After Sigrid passed her comprehensive exams, they started to sleep in on Saturday and Sunday mornings. They became lazy and easy with one another. They made love at weird times of the day, sometimes when the sun was up, which felt especially daring to Marta. It was a strange thing to her, giving of her body so easily, sharing it with another person. It had been like adjusting to Sigrid’s vegetarianism—the way Sigrid would put a hand on her back or on her shoulder, not because she wanted anything but just because she was there. It had been the reason she had not wanted to share a house with Sigrid: All that touching. All that seeing. All that being seen. But it had become the best part of her life, she thought.

When they had been together one year, they celebrated by going to London. Ostensibly it was a trip for Sigrid’s research, but Marta found a way to turn it into a trip for the two of them. She had promised to leave Sigrid her own time and her own space to be with her thoughts, to commune with history’s dead women. Marta just wanted to be with her there, to walk the streets of London, holding Sigrid’s hand, carrying her bag if she needed it, offering her whatever support she could. It brought her happiness.
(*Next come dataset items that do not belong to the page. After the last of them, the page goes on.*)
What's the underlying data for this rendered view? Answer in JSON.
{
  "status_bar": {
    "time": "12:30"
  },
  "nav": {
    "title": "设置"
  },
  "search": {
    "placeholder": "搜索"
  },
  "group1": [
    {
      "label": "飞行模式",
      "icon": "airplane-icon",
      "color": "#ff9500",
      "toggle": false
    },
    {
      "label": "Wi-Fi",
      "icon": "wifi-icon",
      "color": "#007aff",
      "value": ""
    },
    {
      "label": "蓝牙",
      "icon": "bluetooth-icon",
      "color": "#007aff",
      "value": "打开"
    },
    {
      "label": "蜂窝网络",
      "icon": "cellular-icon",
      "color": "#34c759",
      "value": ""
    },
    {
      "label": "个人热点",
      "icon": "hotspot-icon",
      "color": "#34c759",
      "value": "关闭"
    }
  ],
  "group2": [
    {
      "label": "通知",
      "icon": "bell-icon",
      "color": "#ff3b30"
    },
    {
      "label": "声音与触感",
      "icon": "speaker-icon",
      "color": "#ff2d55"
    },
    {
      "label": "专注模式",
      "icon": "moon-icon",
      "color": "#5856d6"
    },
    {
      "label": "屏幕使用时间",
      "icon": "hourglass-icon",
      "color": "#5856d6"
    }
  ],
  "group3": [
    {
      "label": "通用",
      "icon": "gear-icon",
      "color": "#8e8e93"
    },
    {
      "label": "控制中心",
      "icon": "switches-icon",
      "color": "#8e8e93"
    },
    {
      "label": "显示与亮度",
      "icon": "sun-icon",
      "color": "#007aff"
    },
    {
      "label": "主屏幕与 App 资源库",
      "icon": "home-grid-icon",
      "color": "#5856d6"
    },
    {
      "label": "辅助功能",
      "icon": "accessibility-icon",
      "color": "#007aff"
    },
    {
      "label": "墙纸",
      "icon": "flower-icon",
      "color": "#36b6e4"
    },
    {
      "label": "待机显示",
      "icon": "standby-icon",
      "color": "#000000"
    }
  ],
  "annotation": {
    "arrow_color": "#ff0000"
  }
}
The day after they returned, Sigrid took from her bag a small deck of playing cards. Each card was decorated with a different woman from a different historical period. Sigrid handed Marta a queen of clubs. On it, a pretty, blond woman with close-set eyes and a wry, gentle smile looked back at her.

“Anne of Cleves,” Sigrid said.

“We meet at last,” Marta said, sliding the card back into the deck and shuffling. As she shuffled, Marta watched the faces whip by, a parade of anonymous smiling women, all looking back at her as if across the fanning waves of time.